Its not a power thing or a "mine is bigger than yours" thing, its accuracy and trajectory. Low velocity balls are as likely the stay in as high velocity. A 490 RB at less than 800 fps will shoot though a Mule Deer or antelope chest I have done it twice with a pistol that only made 800 at the muzzle. This penetration is comparable to a 50 caliber rifle with a 90 gr load at about 200 yards based on tests I did years ago. 200 is too far to shoot animals with a 50 caliber RB unless in a situation where its worth the risk. But 150 is very doable if the load is fast enough and the rifle is sighted for 120-130 yards. But in the woods in the east its not needed.

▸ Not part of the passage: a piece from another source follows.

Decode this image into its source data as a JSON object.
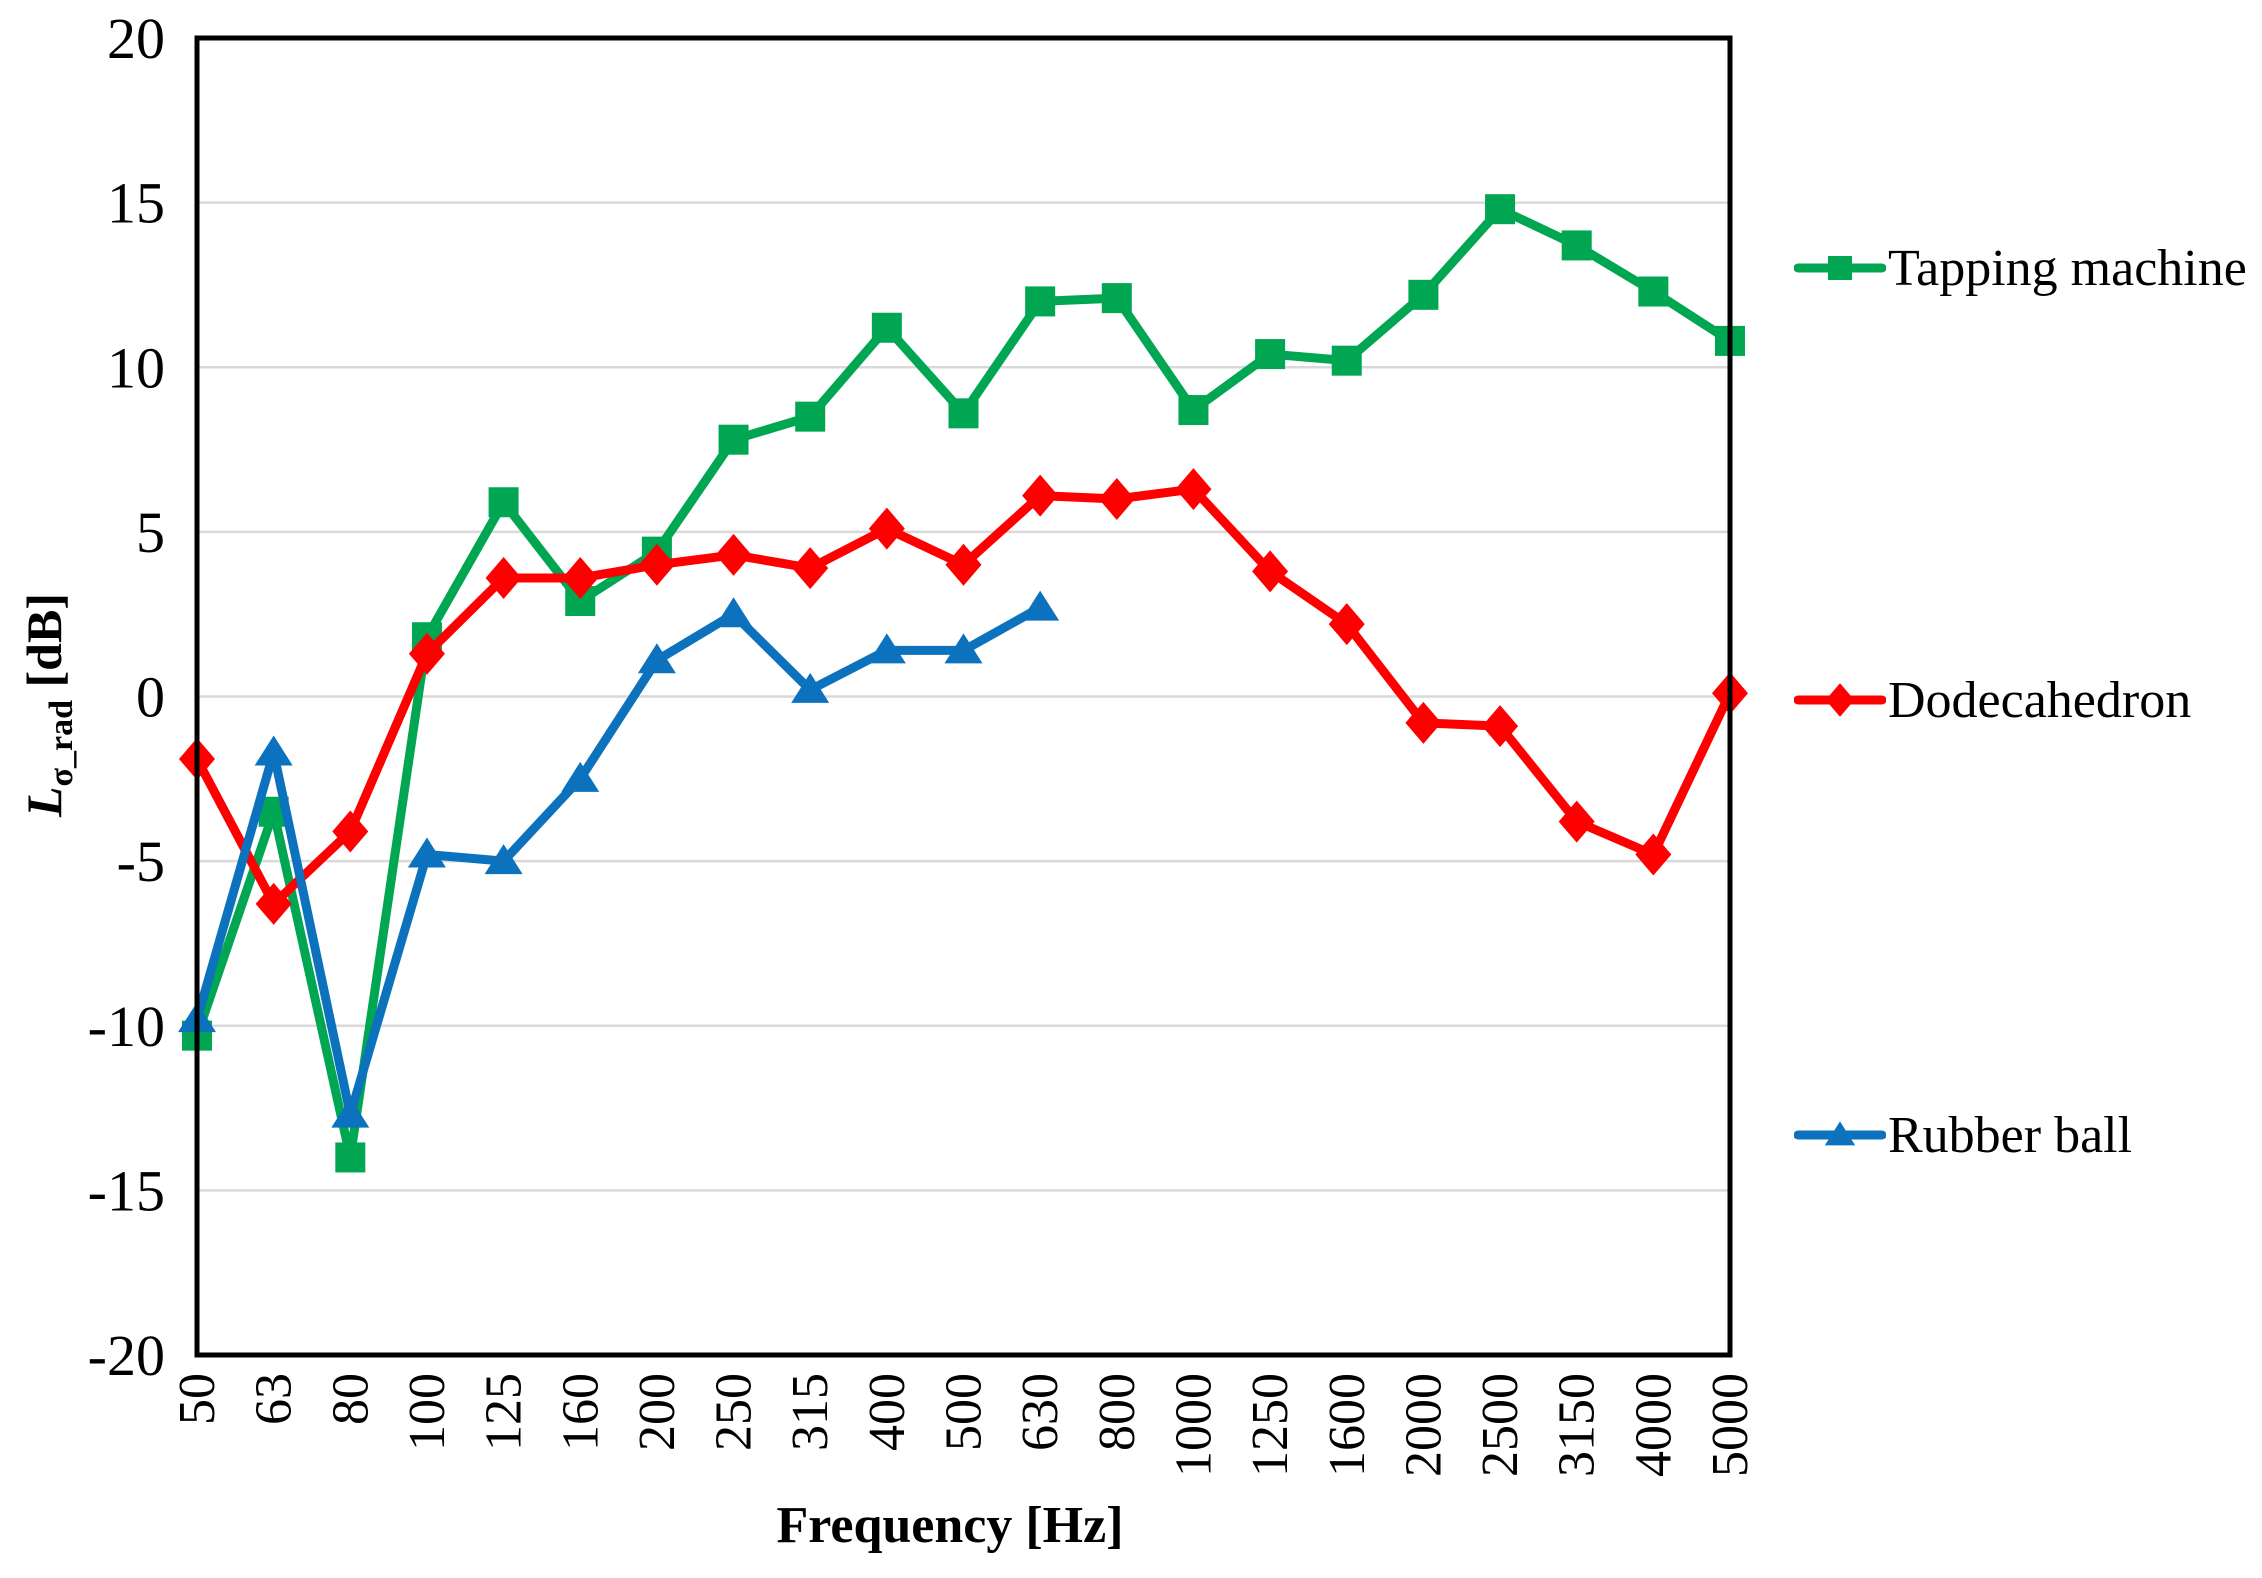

A friend of mine has actually hunted with an original Hawken rifle that was used in the west and I had mentioned that this rifle has a fairly low front sight and a typical high late Hawken rear and a tapered barrel.
He said "funny you should mention that" and related shooting the rifle years ago and killing a deer with it. He thought is was probably zeroed for 160 yards.
Hunters in the east really have little idea how tough it can be to get with 100 yards of Antelope or even Mule deer some times. I have shot deer at 300 with a modern simply because it was impossible to get closer. I crawled about 50 yards on my belly to get that close.
So I tend to use flat shooting loads in my ML arms. I kill a lot of animals under 100 but there are times when its simply not possible and having an extra 30-50 yards of point blank range is important.
But a high velocity load, like 90 gr of FFF in a 50, will let me hold center of the deers chest from 0 to about 135 yards. Hold a little high and its good for 150.
But the shooter has to be up to the shot.